EVERY SO often a new technology comes along that blows open an entire new way of doing things. The advent of molecular genetics, and in particular the sequencing of DNA, was one of those “disruptive” technologies and it has taken our ability to understand and use biological molecules to a new level.

But resulting discoveries haven’t always had a soft landing in the wider world and genetic technologies have often generated fear as well as awe.

From genetically-modified organisms to gene therapies and gene-based diagnosis of disease, the ability to work out – and work with – DNA has spawned rafts of ethical issues.

So where does gene patenting stand? At the broad level, patenting is there to encourage and protect discoveries, says Prof Bert Gordijn, who directs the Institute of Ethics at Dublin City University. “If you look at justification of the patent system as a whole, it promotes innovation and that’s positive for the public good. And secondly a patent is a fair reward for a useful invention,” he says. But patenting of DNA in particular has stuck in the craw of many. “Some people believe that genes, and in particular human genes, have a special status – that they are common heritage, they belong to all of us and they ought not to be patented,” says Gordijn, a former member of the research advisory board at the European Patent Organisation (EPO).

As well as such philosophical arguments, more technical objections have also been raised about the validity of taking out a patent on a gene. “Some say genes are not eligible for patenting, that they don’t comply with legal criteria.
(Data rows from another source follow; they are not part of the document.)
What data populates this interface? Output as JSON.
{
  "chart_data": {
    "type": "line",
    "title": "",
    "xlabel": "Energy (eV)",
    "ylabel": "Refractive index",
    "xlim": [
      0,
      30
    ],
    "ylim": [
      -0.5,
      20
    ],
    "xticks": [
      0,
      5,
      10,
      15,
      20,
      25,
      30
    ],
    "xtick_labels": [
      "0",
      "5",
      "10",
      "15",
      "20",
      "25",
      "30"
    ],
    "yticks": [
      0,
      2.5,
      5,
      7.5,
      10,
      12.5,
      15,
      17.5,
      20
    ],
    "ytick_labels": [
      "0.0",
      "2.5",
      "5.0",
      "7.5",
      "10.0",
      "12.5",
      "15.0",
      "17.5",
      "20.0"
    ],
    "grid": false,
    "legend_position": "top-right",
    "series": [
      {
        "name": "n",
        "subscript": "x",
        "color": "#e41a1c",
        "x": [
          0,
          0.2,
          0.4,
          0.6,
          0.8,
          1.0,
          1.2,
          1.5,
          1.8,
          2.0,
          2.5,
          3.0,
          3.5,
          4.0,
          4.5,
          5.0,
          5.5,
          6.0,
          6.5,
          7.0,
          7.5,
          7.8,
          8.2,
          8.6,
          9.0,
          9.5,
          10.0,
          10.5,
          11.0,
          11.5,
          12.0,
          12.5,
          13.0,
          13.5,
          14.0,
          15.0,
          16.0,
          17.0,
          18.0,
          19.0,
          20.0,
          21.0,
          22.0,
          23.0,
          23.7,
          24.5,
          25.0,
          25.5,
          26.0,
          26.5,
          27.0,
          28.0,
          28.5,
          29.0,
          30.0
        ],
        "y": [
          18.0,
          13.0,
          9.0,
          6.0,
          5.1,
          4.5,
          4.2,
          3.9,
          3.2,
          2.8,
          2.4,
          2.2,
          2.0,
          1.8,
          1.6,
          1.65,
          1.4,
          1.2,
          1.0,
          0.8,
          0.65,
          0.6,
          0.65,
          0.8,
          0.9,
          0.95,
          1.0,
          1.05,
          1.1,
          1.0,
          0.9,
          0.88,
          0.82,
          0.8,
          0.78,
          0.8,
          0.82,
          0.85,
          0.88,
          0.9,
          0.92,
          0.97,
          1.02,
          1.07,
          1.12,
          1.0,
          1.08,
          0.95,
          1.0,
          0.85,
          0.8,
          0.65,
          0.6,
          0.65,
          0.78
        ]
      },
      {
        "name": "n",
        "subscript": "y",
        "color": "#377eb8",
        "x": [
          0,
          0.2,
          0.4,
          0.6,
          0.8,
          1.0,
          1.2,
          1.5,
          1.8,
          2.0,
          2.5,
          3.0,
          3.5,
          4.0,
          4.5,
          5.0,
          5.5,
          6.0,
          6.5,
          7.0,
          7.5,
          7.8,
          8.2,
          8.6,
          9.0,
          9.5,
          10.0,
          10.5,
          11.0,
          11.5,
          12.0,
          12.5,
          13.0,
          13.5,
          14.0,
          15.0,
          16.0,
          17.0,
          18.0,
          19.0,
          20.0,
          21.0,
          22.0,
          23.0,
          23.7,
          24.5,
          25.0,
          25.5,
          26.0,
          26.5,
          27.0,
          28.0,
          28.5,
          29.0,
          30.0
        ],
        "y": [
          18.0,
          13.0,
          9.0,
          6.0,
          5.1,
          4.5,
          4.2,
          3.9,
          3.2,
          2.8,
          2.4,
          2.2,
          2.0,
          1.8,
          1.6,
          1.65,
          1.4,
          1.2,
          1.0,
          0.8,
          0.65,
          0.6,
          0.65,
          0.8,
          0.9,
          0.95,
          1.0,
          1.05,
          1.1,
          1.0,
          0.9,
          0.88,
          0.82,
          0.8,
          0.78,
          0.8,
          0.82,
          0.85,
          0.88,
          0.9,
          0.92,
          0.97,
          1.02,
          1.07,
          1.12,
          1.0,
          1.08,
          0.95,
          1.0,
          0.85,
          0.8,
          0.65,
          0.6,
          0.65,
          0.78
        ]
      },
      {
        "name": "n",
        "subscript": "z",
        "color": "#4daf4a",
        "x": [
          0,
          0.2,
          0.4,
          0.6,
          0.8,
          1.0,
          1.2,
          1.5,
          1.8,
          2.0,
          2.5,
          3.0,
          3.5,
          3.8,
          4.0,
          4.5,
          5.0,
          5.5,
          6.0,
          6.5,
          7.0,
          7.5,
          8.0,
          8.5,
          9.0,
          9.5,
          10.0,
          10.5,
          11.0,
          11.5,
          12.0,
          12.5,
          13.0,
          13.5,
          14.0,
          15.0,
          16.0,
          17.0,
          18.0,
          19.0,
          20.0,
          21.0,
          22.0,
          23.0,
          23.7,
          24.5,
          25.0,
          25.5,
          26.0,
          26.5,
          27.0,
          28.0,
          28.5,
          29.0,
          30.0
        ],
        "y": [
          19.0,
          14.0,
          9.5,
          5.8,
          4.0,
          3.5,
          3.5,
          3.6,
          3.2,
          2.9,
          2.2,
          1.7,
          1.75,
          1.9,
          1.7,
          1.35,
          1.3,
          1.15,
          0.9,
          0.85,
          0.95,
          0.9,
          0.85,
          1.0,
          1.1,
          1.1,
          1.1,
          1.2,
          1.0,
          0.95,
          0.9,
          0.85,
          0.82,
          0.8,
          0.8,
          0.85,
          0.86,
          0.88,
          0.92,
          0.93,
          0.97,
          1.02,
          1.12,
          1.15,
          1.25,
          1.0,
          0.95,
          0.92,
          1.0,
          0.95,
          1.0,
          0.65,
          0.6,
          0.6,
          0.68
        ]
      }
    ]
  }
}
Is there inventiveness? If you just isolate DNA sequences to use them in a diagnostic test, does that involve a step that’s really inventive and non-obvious to a skilled worker? And if you just isolate a sequence of genes is it enough to claim novelty?” The consequences of taking out a gene patent may also pose ethical concerns if it increases the price of a therapy or diagnostic and so restricts patient access to them, he adds.

European regulations protect against unethical practices like human cloning, but if a patent is evaluated and considered valid, then a complaint against it is considered only after the patent is granted, and this is driving the ethical discussions down a judicial route, says Gordijn.
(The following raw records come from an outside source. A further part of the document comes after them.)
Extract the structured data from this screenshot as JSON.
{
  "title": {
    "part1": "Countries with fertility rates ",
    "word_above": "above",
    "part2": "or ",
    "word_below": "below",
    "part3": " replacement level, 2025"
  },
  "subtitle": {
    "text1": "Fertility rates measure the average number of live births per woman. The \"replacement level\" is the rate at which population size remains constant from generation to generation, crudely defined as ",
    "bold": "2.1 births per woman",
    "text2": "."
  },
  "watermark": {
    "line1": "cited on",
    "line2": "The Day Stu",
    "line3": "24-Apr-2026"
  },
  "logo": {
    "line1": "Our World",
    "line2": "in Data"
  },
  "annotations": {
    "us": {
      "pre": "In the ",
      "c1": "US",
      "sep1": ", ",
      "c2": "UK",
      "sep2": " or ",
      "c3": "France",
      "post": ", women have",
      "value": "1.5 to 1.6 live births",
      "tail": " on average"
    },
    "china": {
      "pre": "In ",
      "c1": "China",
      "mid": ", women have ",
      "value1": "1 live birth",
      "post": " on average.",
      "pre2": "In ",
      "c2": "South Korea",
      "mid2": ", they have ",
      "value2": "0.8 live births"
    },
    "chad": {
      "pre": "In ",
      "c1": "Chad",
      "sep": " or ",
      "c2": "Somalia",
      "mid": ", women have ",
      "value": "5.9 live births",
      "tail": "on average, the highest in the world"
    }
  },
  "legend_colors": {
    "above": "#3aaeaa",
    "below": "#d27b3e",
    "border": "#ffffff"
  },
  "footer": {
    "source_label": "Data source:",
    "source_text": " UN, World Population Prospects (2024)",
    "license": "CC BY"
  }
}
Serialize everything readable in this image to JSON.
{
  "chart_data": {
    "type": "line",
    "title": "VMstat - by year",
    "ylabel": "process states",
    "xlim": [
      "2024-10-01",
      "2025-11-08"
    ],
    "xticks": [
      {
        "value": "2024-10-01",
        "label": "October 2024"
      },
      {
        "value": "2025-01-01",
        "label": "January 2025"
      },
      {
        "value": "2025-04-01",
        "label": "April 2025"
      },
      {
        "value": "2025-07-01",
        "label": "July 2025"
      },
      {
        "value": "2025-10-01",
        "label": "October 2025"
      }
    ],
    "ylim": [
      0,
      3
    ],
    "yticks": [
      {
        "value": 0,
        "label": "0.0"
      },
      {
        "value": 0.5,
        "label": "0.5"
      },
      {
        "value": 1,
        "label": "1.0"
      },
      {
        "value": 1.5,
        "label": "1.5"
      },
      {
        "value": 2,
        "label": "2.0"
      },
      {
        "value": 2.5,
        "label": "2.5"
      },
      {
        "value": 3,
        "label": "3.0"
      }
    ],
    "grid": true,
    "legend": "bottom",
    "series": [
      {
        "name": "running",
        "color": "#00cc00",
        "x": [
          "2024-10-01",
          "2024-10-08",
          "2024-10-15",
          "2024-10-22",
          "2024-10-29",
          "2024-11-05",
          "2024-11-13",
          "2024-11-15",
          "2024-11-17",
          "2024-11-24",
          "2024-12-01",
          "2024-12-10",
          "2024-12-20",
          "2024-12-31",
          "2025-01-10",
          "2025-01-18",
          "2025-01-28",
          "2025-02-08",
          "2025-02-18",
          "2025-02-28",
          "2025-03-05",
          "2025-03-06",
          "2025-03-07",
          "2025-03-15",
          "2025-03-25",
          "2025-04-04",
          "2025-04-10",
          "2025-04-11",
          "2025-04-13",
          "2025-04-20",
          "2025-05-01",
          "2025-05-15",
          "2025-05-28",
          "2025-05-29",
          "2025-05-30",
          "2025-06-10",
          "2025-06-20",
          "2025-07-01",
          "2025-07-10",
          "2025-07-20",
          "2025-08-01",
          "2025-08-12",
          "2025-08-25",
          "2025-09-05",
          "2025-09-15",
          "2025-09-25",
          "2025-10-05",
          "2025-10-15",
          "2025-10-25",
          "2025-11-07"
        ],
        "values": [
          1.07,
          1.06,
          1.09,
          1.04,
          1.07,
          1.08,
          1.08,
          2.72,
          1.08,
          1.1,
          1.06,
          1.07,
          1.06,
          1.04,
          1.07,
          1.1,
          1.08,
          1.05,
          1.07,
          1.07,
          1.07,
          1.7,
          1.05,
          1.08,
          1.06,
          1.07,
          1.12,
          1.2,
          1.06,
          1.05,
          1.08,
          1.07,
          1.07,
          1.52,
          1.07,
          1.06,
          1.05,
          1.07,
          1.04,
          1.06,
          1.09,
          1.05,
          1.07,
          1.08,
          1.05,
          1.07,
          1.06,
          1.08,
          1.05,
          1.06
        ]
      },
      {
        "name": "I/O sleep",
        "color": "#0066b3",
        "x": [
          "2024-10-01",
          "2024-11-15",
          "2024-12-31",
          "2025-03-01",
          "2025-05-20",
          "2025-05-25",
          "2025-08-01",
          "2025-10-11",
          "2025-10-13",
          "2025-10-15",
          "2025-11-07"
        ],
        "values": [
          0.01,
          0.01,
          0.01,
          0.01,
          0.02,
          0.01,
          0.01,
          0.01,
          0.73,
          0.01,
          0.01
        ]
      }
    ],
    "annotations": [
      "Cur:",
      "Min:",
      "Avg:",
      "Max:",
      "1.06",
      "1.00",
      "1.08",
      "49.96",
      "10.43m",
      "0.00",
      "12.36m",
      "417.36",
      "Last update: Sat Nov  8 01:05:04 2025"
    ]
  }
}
“At the EPO the examiners are saying we are just technical guys . . . we are not specialists in ethics and so the ethical discussions are postponed until the patent is granted and then it is appealed,” he says.

From a medical perspective, patents on genes can protect the commercial use of their information in genetic-based products and diagnostic tests. But those products can themselves raise several issues, notes David Smith, associate professor of healthcare ethics at the Royal College of Surgeons in Ireland.

Genetic testing for different diseases or the risk of developing them invites a host of ethical questions including who owns the genetic test information, confidentiality and whether family members should have access to the results if it has an impact on them, issues of consent for testing children and whether people have the right to receive or refuse the results of the test, he says.